I think anything you do with your dog builds a bond, from walks, training, playing with toys, to just snuggling. All of those things build bond and trust


----------



## Safzola (Jan 14, 2013)

Shade said:


> I think anything you do with your dog builds a bond, from walks, training, playing with toys, to just snuggling. All of those things build bond and trust


My husband thinks a good play fight is really good,he has always fought with Zola since she was a pup,,but the funny thing is ,she will only fight with him,if I get on the floor to fight ,she just licks me...strange


----------



## Loneforce (Feb 12, 2012)

I always played hide the toy with Jonas he loves that game.


----------



## Safzola (Jan 14, 2013)

Loneforce said:


> I always played hide the toy with Jonas he loves that game.
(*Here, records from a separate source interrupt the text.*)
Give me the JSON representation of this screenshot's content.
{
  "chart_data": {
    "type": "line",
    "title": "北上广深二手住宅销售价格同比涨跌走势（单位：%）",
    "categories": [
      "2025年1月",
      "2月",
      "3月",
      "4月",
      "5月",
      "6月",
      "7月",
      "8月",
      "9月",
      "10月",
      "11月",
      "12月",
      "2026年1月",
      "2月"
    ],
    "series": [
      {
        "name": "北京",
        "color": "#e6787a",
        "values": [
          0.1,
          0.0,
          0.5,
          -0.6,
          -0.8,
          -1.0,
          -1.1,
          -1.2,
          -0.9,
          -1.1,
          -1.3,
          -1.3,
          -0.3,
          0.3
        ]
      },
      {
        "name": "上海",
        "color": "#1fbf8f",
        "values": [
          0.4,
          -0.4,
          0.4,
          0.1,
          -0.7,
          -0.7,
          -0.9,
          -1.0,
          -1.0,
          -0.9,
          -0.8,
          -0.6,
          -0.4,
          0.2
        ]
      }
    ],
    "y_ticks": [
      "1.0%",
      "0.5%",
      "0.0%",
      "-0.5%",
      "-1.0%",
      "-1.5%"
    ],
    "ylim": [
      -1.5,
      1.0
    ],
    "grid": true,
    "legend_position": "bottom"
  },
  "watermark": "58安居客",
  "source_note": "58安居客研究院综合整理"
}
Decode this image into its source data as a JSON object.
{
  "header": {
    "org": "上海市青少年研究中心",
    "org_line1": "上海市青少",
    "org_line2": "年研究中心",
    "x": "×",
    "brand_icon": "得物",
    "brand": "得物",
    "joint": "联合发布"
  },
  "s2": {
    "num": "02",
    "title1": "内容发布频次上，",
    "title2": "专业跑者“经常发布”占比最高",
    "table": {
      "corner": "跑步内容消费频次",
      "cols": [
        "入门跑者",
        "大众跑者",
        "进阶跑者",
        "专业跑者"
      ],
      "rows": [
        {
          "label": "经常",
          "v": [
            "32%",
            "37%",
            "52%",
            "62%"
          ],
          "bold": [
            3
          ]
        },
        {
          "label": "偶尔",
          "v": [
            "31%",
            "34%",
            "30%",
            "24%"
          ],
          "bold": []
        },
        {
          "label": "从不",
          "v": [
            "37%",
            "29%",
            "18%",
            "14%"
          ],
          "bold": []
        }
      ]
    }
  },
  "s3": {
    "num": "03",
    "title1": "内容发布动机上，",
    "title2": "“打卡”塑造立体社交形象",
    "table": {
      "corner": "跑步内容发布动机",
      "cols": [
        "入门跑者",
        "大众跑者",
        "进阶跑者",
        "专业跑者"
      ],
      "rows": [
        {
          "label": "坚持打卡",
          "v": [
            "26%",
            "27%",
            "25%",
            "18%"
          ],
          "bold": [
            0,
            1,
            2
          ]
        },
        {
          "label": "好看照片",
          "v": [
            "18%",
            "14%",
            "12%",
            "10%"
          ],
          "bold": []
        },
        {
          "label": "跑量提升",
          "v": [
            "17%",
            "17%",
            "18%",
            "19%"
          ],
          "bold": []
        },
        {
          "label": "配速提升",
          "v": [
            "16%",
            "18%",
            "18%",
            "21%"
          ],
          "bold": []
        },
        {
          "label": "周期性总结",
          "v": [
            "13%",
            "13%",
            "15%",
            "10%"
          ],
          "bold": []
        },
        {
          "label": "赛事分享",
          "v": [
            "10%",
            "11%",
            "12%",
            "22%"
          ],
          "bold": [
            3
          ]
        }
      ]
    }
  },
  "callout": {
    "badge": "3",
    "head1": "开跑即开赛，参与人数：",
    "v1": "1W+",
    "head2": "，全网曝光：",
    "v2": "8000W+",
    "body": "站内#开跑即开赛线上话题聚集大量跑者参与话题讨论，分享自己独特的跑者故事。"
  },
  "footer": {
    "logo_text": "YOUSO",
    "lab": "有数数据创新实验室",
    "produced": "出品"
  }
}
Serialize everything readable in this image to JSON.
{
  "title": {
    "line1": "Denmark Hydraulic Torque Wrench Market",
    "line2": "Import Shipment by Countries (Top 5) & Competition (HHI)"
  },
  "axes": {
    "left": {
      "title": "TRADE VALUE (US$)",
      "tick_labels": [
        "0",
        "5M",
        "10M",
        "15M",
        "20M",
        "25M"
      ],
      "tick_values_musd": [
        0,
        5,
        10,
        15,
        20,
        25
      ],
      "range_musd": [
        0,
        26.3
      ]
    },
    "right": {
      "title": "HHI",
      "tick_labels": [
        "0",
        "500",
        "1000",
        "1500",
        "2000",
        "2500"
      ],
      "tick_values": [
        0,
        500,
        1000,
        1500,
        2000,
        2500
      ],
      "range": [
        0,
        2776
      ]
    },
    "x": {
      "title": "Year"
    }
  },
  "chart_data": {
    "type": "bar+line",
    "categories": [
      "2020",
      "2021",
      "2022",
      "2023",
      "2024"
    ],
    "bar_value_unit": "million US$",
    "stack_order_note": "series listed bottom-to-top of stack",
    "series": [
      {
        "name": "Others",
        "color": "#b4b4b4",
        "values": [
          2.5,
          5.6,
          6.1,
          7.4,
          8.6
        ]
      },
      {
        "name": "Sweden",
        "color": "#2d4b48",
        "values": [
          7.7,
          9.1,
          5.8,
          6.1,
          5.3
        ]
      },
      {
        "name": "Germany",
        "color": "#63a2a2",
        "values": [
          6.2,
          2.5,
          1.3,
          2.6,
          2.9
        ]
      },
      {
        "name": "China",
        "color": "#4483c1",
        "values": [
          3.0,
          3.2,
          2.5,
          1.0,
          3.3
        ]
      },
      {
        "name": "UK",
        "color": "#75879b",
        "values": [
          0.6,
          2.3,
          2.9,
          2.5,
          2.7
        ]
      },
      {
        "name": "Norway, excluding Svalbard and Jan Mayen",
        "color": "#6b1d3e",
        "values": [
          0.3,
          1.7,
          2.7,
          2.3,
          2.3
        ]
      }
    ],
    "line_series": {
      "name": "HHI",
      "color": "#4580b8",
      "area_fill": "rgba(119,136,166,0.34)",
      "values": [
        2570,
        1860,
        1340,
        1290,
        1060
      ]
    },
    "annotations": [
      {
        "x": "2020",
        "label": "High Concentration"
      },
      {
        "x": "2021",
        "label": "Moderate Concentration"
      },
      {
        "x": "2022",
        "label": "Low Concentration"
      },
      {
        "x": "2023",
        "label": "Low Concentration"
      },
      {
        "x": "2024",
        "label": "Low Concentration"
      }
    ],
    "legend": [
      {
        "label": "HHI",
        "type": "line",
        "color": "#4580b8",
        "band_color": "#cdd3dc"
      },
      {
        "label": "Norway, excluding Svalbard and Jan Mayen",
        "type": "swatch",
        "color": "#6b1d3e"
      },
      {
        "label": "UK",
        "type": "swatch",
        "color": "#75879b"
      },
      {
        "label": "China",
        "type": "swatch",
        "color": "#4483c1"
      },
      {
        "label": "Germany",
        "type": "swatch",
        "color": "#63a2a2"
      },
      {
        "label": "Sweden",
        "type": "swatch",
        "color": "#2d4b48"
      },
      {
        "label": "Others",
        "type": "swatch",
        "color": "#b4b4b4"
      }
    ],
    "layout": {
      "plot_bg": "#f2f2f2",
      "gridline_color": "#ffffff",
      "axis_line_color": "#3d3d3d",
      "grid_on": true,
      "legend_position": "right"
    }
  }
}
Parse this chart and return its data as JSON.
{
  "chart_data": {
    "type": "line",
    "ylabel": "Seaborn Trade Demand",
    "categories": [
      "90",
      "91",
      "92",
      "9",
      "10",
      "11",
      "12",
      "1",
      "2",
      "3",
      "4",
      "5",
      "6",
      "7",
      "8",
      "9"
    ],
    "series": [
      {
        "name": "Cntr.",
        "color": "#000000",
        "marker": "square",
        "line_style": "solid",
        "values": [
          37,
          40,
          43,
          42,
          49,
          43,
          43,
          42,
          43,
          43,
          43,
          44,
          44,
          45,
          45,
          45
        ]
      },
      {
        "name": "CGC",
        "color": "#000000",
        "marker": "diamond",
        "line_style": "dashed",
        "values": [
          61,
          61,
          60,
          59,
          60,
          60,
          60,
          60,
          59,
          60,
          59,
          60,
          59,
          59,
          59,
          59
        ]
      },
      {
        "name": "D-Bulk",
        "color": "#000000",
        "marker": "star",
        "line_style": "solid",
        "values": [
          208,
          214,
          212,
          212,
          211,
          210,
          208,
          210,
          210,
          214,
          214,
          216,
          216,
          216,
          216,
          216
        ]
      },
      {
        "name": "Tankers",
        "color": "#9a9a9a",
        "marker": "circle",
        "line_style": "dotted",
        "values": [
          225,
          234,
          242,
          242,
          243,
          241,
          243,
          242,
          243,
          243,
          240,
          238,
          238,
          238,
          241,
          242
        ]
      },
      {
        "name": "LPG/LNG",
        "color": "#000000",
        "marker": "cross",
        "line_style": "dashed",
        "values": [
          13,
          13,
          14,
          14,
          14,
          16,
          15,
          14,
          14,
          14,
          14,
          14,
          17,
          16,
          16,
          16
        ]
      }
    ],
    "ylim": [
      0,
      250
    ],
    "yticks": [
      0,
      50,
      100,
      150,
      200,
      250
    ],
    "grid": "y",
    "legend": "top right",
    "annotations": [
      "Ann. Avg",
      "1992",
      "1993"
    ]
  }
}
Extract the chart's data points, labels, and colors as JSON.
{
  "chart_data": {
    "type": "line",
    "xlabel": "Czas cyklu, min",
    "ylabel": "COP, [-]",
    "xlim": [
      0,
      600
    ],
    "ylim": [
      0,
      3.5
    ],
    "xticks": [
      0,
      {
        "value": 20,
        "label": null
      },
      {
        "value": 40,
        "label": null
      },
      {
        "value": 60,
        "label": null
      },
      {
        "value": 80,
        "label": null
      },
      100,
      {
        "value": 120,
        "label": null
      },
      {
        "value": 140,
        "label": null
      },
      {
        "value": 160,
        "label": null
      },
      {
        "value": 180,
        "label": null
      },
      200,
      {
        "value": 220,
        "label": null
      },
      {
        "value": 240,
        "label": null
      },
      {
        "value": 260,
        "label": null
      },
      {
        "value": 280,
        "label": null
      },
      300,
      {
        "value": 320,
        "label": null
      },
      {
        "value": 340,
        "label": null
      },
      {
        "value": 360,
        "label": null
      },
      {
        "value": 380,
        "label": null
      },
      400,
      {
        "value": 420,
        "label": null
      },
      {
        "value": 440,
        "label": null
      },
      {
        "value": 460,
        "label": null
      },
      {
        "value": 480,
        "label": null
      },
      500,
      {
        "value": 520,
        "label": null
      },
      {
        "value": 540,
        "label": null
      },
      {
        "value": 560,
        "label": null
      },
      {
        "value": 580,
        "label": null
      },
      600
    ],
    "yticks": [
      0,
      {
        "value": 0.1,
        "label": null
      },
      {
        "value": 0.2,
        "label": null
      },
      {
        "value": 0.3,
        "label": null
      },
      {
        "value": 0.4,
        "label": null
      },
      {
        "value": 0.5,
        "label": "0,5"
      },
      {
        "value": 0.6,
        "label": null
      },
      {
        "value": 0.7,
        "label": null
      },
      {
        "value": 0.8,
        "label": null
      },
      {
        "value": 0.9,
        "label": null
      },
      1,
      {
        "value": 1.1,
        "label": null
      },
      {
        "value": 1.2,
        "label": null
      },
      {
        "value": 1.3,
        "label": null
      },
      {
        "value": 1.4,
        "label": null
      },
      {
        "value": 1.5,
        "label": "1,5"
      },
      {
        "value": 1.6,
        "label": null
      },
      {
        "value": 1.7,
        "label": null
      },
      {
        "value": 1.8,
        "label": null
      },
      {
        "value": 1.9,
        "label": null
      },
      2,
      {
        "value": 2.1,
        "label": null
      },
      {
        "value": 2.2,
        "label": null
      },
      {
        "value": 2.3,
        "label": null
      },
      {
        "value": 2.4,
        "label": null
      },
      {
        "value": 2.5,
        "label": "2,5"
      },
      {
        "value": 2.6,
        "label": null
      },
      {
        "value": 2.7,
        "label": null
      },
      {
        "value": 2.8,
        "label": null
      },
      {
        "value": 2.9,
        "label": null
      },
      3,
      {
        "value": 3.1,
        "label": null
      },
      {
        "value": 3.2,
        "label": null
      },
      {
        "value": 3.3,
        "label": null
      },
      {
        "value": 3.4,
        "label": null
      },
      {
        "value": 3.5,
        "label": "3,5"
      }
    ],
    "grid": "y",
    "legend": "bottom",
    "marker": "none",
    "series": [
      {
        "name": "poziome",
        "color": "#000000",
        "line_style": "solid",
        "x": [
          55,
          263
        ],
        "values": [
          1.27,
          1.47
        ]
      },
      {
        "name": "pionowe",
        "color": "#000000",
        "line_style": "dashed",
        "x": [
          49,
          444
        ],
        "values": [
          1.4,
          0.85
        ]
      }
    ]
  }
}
Check my husbands thread ..Nose games..........does Jonas always find ?


----------



## Loneforce (Feb 12, 2012)

Safzola said:


> Check my husbands thread ..Nose games..........does Jonas always find ?


 Yes he always finds it.


----------



## Safzola (Jan 14, 2013)

And rough fighting ? what do you think ?


----------



## Loneforce (Feb 12, 2012)

I usually dont do that. I think it makes the dog feel its ok to mouth and paw you, and usually that ends up in someone getting acidently hurt. But that is just my thoughts I am sure it works for others.


----------



## Mary Beth (Apr 17, 2010)

For my Sting, to build the bond, it is tug. I do it a little different, since he loves to pounce and grab. So I use 2 tugs hooked to leashes. He waits on the down/stay - while I walk out with both tugs - when I give the okay - I scoot one tug on the ground - he lunges for it - I pull - he pulls - after a bit I let go and grab the other -he drops his tug, and grabs that one - and so on. It is great exercise especially in winter. The important part is that after a longer struggle, that I give up and walk away, then turn and praise him - he has won and brings both tugs - he gets a treat when he gives the tugs back. I use the game as a reward after his daily obedience session. It has helped to forge a bond and for him to concentrate and ignore distractions, it has also helped his recall.


----------



## onyx'girl (May 18, 2007)

Tug, tracking and just training builds the bond for me. Also asking the dog to do something s/he clearly doesn't want to do and working through it will grow the relationship.


----------